Third — be the person who replaces fear with clarity.
Your people are asking the same question this episode is answering. They’re scared of the wrong things and the right things simultaneously. They need you to have a framework. Not all the answers. A framework. Confusion has a cost. When people don’t understand the world they’re operating in, they freeze, disengage, and burn out. Replacing fear with clarity is your most important leadership task. Want an easy way to do that? Share this article!
The Optimistic Rebellion
For all of us, here’s our Optimistic Rebellion.
Should we be scared of A.I.? Not in many of the ways we currently are. Not of hallucinations. Not of Terminators. Not of overnight mass unemployment. Those fears are built on broken logic and bad data. You can let those go.
But we should be scared — productively scared — of the Jevons Paradox. Of The Invisible Layoff. Of the enormous gap between what A.I. can already do and what it’s currently doing.
What do we do with that fear? Here are 3 practical skills; this week I challenge you to pick one and actually practice it:
1. Get more curious. At the beginning of this episode I told you I’d tell you how to function in a world of creative machines. This is what you do. It’s much like working with a creative human — give their creativity context and direction and ask great freaking questions.

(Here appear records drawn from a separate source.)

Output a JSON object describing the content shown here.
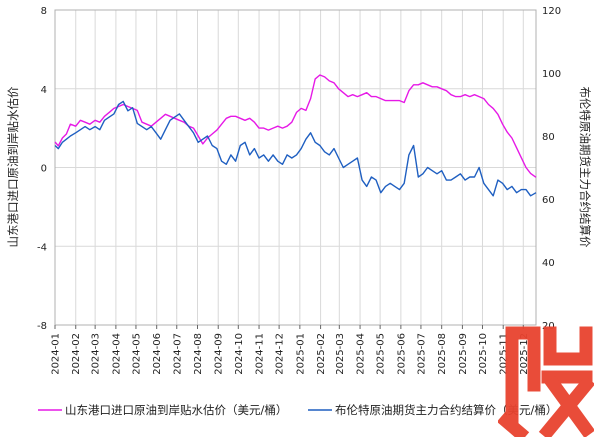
{
  "chart_data": {
    "type": "line",
    "title": "",
    "y_left": {
      "label": "山东港口进口原油到岸贴水估价",
      "range": [
        -8,
        8
      ],
      "ticks": [
        "8",
        "4",
        "0",
        "-4",
        "-8"
      ],
      "tick_values": [
        8,
        4,
        0,
        -4,
        -8
      ]
    },
    "y_right": {
      "label": "布伦特原油期货主力合约结算价",
      "range": [
        20,
        120
      ],
      "ticks": [
        "120",
        "100",
        "80",
        "60",
        "40",
        "20"
      ],
      "tick_values": [
        120,
        100,
        80,
        60,
        40,
        20
      ]
    },
    "x_ticks": [
      "2024-01",
      "2024-02",
      "2024-03",
      "2024-04",
      "2024-05",
      "2024-06",
      "2024-07",
      "2024-08",
      "2024-09",
      "2024-10",
      "2024-11",
      "2024-12",
      "2025-01",
      "2025-02",
      "2025-03",
      "2025-04",
      "2025-05",
      "2025-06",
      "2025-07",
      "2025-08",
      "2025-09",
      "2025-10",
      "2025-11",
      "2025-12"
    ],
    "x_range": [
      "2024-01",
      "2025-12-20"
    ],
    "grid": true,
    "legend_position": "bottom",
    "series": [
      {
        "name": "山东港口进口原油到岸贴水估价（美元/桶）",
        "axis": "left",
        "color": "#e619e6",
        "points": [
          [
            "2024-01-01",
            1.3
          ],
          [
            "2024-01-06",
            1.1
          ],
          [
            "2024-01-12",
            1.5
          ],
          [
            "2024-01-18",
            1.7
          ],
          [
            "2024-01-24",
            2.2
          ],
          [
            "2024-02-01",
            2.1
          ],
          [
            "2024-02-08",
            2.4
          ],
          [
            "2024-02-15",
            2.3
          ],
          [
            "2024-02-22",
            2.2
          ],
          [
            "2024-03-01",
            2.4
          ],
          [
            "2024-03-08",
            2.3
          ],
          [
            "2024-03-15",
            2.6
          ],
          [
            "2024-03-22",
            2.8
          ],
          [
            "2024-03-29",
            3.0
          ],
          [
            "2024-04-05",
            3.1
          ],
          [
            "2024-04-12",
            3.2
          ],
          [
            "2024-04-19",
            3.1
          ],
          [
            "2024-04-26",
            3.0
          ],
          [
            "2024-05-03",
            2.9
          ],
          [
            "2024-05-10",
            2.3
          ],
          [
            "2024-05-17",
            2.2
          ],
          [
            "2024-05-24",
            2.1
          ],
          [
            "2024-05-31",
            2.3
          ],
          [
            "2024-06-07",
            2.5
          ],
          [
            "2024-06-14",
            2.7
          ],
          [
            "2024-06-21",
            2.6
          ],
          [
            "2024-06-28",
            2.5
          ],
          [
            "2024-07-05",
            2.4
          ],
          [
            "2024-07-12",
            2.3
          ],
          [
            "2024-07-19",
            2.1
          ],
          [
            "2024-07-26",
            2.0
          ],
          [
            "2024-08-02",
            1.6
          ],
          [
            "2024-08-09",
            1.2
          ],
          [
            "2024-08-16",
            1.5
          ],
          [
            "2024-08-23",
            1.7
          ],
          [
            "2024-08-30",
            1.9
          ],
          [
            "2024-09-06",
            2.2
          ],
          [
            "2024-09-13",
            2.5
          ],
          [
            "2024-09-20",
            2.6
          ],
          [
            "2024-09-27",
            2.6
          ],
          [
            "2024-10-04",
            2.5
          ],
          [
            "2024-10-11",
            2.4
          ],
          [
            "2024-10-18",
            2.5
          ],
          [
            "2024-10-25",
            2.3
          ],
          [
            "2024-11-01",
            2.0
          ],
          [
            "2024-11-08",
            2.0
          ],
          [
            "2024-11-15",
            1.9
          ],
          [
            "2024-11-22",
            2.0
          ],
          [
            "2024-11-29",
            2.1
          ],
          [
            "2024-12-06",
            2.0
          ],
          [
            "2024-12-13",
            2.1
          ],
          [
            "2024-12-20",
            2.3
          ],
          [
            "2024-12-27",
            2.8
          ],
          [
            "2025-01-03",
            3.0
          ],
          [
            "2025-01-10",
            2.9
          ],
          [
            "2025-01-17",
            3.5
          ],
          [
            "2025-01-24",
            4.5
          ],
          [
            "2025-01-31",
            4.7
          ],
          [
            "2025-02-07",
            4.6
          ],
          [
            "2025-02-14",
            4.4
          ],
          [
            "2025-02-21",
            4.3
          ],
          [
            "2025-02-28",
            4.0
          ],
          [
            "2025-03-07",
            3.8
          ],
          [
            "2025-03-14",
            3.6
          ],
          [
            "2025-03-21",
            3.7
          ],
          [
            "2025-03-28",
            3.6
          ],
          [
            "2025-04-04",
            3.7
          ],
          [
            "2025-04-11",
            3.8
          ],
          [
            "2025-04-18",
            3.6
          ],
          [
            "2025-04-25",
            3.6
          ],
          [
            "2025-05-02",
            3.5
          ],
          [
            "2025-05-09",
            3.4
          ],
          [
            "2025-05-16",
            3.4
          ],
          [
            "2025-05-23",
            3.4
          ],
          [
            "2025-05-30",
            3.4
          ],
          [
            "2025-06-06",
            3.3
          ],
          [
            "2025-06-13",
            3.9
          ],
          [
            "2025-06-20",
            4.2
          ],
          [
            "2025-06-27",
            4.2
          ],
          [
            "2025-07-04",
            4.3
          ],
          [
            "2025-07-11",
            4.2
          ],
          [
            "2025-07-18",
            4.1
          ],
          [
            "2025-07-25",
            4.1
          ],
          [
            "2025-08-01",
            4.0
          ],
          [
            "2025-08-08",
            3.9
          ],
          [
            "2025-08-15",
            3.7
          ],
          [
            "2025-08-22",
            3.6
          ],
          [
            "2025-08-29",
            3.6
          ],
          [
            "2025-09-05",
            3.7
          ],
          [
            "2025-09-12",
            3.6
          ],
          [
            "2025-09-19",
            3.7
          ],
          [
            "2025-09-26",
            3.6
          ],
          [
            "2025-10-03",
            3.5
          ],
          [
            "2025-10-10",
            3.2
          ],
          [
            "2025-10-17",
            3.0
          ],
          [
            "2025-10-24",
            2.7
          ],
          [
            "2025-10-31",
            2.2
          ],
          [
            "2025-11-07",
            1.8
          ],
          [
            "2025-11-14",
            1.5
          ],
          [
            "2025-11-21",
            1.0
          ],
          [
            "2025-11-28",
            0.5
          ],
          [
            "2025-12-05",
            0.0
          ],
          [
            "2025-12-12",
            -0.3
          ],
          [
            "2025-12-20",
            -0.5
          ]
        ]
      },
      {
        "name": "布伦特原油期货主力合约结算价（美元/桶）",
        "axis": "right",
        "color": "#1f5fc1",
        "points": [
          [
            "2024-01-01",
            77
          ],
          [
            "2024-01-06",
            76
          ],
          [
            "2024-01-12",
            78
          ],
          [
            "2024-01-18",
            79
          ],
          [
            "2024-01-24",
            80
          ],
          [
            "2024-02-01",
            81
          ],
          [
            "2024-02-08",
            82
          ],
          [
            "2024-02-15",
            83
          ],
          [
            "2024-02-22",
            82
          ],
          [
            "2024-03-01",
            83
          ],
          [
            "2024-03-08",
            82
          ],
          [
            "2024-03-15",
            85
          ],
          [
            "2024-03-22",
            86
          ],
          [
            "2024-03-29",
            87
          ],
          [
            "2024-04-05",
            90
          ],
          [
            "2024-04-12",
            91
          ],
          [
            "2024-04-19",
            88
          ],
          [
            "2024-04-26",
            89
          ],
          [
            "2024-05-03",
            84
          ],
          [
            "2024-05-10",
            83
          ],
          [
            "2024-05-17",
            82
          ],
          [
            "2024-05-24",
            83
          ],
          [
            "2024-05-31",
            81
          ],
          [
            "2024-06-07",
            79
          ],
          [
            "2024-06-14",
            82
          ],
          [
            "2024-06-21",
            85
          ],
          [
            "2024-06-28",
            86
          ],
          [
            "2024-07-05",
            87
          ],
          [
            "2024-07-12",
            85
          ],
          [
            "2024-07-19",
            83
          ],
          [
            "2024-07-26",
            81
          ],
          [
            "2024-08-02",
            78
          ],
          [
            "2024-08-09",
            79
          ],
          [
            "2024-08-16",
            80
          ],
          [
            "2024-08-23",
            77
          ],
          [
            "2024-08-30",
            76
          ],
          [
            "2024-09-06",
            72
          ],
          [
            "2024-09-13",
            71
          ],
          [
            "2024-09-20",
            74
          ],
          [
            "2024-09-27",
            72
          ],
          [
            "2024-10-04",
            77
          ],
          [
            "2024-10-11",
            78
          ],
          [
            "2024-10-18",
            74
          ],
          [
            "2024-10-25",
            76
          ],
          [
            "2024-11-01",
            73
          ],
          [
            "2024-11-08",
            74
          ],
          [
            "2024-11-15",
            72
          ],
          [
            "2024-11-22",
            74
          ],
          [
            "2024-11-29",
            72
          ],
          [
            "2024-12-06",
            71
          ],
          [
            "2024-12-13",
            74
          ],
          [
            "2024-12-20",
            73
          ],
          [
            "2024-12-27",
            74
          ],
          [
            "2025-01-03",
            76
          ],
          [
            "2025-01-10",
            79
          ],
          [
            "2025-01-17",
            81
          ],
          [
            "2025-01-24",
            78
          ],
          [
            "2025-01-31",
            77
          ],
          [
            "2025-02-07",
            75
          ],
          [
            "2025-02-14",
            74
          ],
          [
            "2025-02-21",
            76
          ],
          [
            "2025-02-28",
            73
          ],
          [
            "2025-03-07",
            70
          ],
          [
            "2025-03-14",
            71
          ],
          [
            "2025-03-21",
            72
          ],
          [
            "2025-03-28",
            73
          ],
          [
            "2025-04-04",
            66
          ],
          [
            "2025-04-11",
            64
          ],
          [
            "2025-04-18",
            67
          ],
          [
            "2025-04-25",
            66
          ],
          [
            "2025-05-02",
            62
          ],
          [
            "2025-05-09",
            64
          ],
          [
            "2025-05-16",
            65
          ],
          [
            "2025-05-23",
            64
          ],
          [
            "2025-05-30",
            63
          ],
          [
            "2025-06-06",
            65
          ],
          [
            "2025-06-13",
            74
          ],
          [
            "2025-06-20",
            77
          ],
          [
            "2025-06-27",
            67
          ],
          [
            "2025-07-04",
            68
          ],
          [
            "2025-07-11",
            70
          ],
          [
            "2025-07-18",
            69
          ],
          [
            "2025-07-25",
            68
          ],
          [
            "2025-08-01",
            69
          ],
          [
            "2025-08-08",
            66
          ],
          [
            "2025-08-15",
            66
          ],
          [
            "2025-08-22",
            67
          ],
          [
            "2025-08-29",
            68
          ],
          [
            "2025-09-05",
            66
          ],
          [
            "2025-09-12",
            67
          ],
          [
            "2025-09-19",
            67
          ],
          [
            "2025-09-26",
            70
          ],
          [
            "2025-10-03",
            65
          ],
          [
            "2025-10-10",
            63
          ],
          [
            "2025-10-17",
            61
          ],
          [
            "2025-10-24",
            66
          ],
          [
            "2025-10-31",
            65
          ],
          [
            "2025-11-07",
            63
          ],
          [
            "2025-11-14",
            64
          ],
          [
            "2025-11-21",
            62
          ],
          [
            "2025-11-28",
            63
          ],
          [
            "2025-12-05",
            63
          ],
          [
            "2025-12-12",
            61
          ],
          [
            "2025-12-20",
            62
          ]
        ]
      }
    ]
  },
  "watermark": {
    "color": "#e8432f"
  }
}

2. Get more clear. When jobs move from the making of the thing to the setting up and verifying the thing, we need to get ruthlessly clear on our destination before we let A.I. start driving. Clarity is a competence we all need to build.
3. Slow the F down. I know this feels counterintuitive when everything feels like it’s getting faster. But that’s exactly why it’s the rebellious choice. We talked about this a few weeks ago: wisdom requires space and restraint. Speed is what machines are good at. Wisdom is what humans are good at. Slow the F down so your intuition has enough space to work.
The right response to A.I. isn’t panic. It’s not dismissal either. It’s clear-eyed, curious, unhurried engagement with what’s actually happening — so you can help shape what comes next.
Get curious. Get clear. Slow down.
When we do this, we can be just afraid enough to keep paying attention, but not so scared we can’t think straight. Maybe that’s always the best way to participate in an Optimistic Rebellion.